The lack of research on neologisms associated with COVID-19 in Indic languages has been noted in prior literature. Senapati et al. [36] made an effort to look into it for Bengali languages by employing rudimentary methods like the set difference operation. Moreover, the present methods and tools for examining neologisms are not easily transferable to Bengali or other Indic languages. These circumstances have inspired our inquiry into COVID-19 neologisms specifically in Bengali.
Experimental Setup
This system is designed to focus on newly created words related to COVID-19 in Bengali. It assumes that these words did not exist before the virus was first identified. To ensure that all COVID-19 neologisms are included, a specific Bengali corpus dedicated to COVID-19 is required. Initially, a specialized Bengali web-corpus for COVID-19 is created to serve as a resource for neologisms, which is subsequently utilized in the neologism detection process. The experimental setup involves three phases: developing the COVID-19 online corpus, applying the neologism identification algorithm, and conducting tests.
System Description
Our system is based on the following three assumptions:
No Bengali text prior to the virus was first identified, containing any newly coined term related to COVID-19. Since, the end of January 2020, WHO declared coronavirus as a public health emergency of international concern5 and the first news article related to COVID-19 has published on January 2020, in Anandabazar Patrika6 hence considered the start date of the pandemic January 2020.

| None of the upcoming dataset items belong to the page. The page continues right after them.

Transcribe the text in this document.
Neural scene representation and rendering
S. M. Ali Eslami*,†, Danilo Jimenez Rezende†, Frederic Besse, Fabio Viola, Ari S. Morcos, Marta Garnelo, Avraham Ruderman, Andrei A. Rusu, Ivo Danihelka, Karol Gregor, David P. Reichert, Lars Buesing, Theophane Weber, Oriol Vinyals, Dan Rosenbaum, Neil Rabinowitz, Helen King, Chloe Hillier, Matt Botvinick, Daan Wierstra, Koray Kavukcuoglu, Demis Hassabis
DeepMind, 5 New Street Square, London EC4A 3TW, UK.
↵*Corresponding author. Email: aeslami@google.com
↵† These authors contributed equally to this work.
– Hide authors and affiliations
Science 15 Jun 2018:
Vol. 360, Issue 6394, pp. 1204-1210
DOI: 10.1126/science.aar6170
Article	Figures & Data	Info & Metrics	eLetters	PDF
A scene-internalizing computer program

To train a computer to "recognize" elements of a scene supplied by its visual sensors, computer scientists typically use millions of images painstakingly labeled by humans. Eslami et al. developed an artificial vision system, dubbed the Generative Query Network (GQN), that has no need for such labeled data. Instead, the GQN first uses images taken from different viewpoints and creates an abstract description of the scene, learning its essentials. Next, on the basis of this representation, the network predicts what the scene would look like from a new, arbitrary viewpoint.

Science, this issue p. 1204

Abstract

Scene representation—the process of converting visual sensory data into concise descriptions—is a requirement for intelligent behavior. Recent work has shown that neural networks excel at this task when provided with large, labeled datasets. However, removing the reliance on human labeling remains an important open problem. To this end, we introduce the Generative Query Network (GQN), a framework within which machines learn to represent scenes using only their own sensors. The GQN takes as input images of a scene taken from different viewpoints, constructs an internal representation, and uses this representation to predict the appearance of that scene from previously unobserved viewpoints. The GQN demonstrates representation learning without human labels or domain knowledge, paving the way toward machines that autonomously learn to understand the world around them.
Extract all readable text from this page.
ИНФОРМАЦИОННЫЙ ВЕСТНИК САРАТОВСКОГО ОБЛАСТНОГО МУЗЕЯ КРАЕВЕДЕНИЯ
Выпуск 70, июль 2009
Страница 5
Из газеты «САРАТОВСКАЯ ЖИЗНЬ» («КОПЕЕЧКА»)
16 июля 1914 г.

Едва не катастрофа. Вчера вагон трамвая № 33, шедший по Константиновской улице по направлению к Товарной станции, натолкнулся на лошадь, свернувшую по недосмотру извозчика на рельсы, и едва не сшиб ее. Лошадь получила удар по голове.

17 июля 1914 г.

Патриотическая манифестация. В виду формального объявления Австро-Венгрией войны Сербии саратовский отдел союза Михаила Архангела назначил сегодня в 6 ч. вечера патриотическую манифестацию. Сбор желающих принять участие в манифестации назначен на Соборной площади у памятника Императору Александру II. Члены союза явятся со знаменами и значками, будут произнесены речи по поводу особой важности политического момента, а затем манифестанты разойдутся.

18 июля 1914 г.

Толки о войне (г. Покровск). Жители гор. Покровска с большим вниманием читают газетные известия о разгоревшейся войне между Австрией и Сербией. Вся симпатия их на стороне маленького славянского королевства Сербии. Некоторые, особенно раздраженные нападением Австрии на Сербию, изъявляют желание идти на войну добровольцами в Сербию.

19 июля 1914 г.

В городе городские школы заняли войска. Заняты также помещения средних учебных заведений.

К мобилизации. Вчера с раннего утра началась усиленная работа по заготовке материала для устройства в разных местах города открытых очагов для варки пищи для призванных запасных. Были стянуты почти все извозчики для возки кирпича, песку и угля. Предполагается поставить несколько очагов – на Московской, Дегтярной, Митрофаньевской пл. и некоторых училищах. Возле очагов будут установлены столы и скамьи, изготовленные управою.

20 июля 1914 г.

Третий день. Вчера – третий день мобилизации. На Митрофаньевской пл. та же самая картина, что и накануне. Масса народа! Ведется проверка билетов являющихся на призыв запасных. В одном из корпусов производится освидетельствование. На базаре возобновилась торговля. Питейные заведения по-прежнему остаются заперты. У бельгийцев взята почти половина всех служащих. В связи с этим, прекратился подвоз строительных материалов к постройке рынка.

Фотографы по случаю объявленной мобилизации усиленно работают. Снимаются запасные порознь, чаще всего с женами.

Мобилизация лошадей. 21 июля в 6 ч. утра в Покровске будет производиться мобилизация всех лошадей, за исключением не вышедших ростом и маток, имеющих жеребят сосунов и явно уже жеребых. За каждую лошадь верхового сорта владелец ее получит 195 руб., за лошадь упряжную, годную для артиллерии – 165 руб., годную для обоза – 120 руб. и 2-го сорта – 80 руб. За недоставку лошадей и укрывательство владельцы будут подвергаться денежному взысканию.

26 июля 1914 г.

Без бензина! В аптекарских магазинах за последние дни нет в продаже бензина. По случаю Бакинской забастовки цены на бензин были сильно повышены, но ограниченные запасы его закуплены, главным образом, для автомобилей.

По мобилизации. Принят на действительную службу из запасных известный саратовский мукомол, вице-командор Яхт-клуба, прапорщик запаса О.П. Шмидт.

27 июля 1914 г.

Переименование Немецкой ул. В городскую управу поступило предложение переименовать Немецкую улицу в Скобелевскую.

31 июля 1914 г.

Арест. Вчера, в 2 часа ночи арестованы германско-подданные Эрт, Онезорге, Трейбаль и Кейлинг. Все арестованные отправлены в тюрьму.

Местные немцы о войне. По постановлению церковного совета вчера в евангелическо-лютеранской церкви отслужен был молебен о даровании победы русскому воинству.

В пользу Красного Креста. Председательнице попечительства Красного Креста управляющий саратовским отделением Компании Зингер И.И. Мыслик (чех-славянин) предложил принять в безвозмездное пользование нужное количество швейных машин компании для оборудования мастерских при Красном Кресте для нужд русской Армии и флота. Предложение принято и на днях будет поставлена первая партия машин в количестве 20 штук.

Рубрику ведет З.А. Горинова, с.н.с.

Define a Reference dictionary, Lexicon: Ideally, this dictionary, lexicon should contain all Bengali terms except the COVID-19 related neologism. In the implementation, it consists of the TDIL Bengali corpus along with the Bengali Anandabazar Lexicon.7 The TDIL corpus is made up of 3,34,260 sentences and 44,29,574 words in 1,362 files. The Bengali Anandabazar Lexicon, on the other hand, contains 5,45,899 distinct words.
The terms found in an online Bengali dictionary are not newly coined terms. In the implementation Samsad8 online Bangla dictionary is used. Even though the dictionary had been updated in June 2020, it is tested that the COVID-19-related vocabulary had not been added (accessed on 09-03-2023).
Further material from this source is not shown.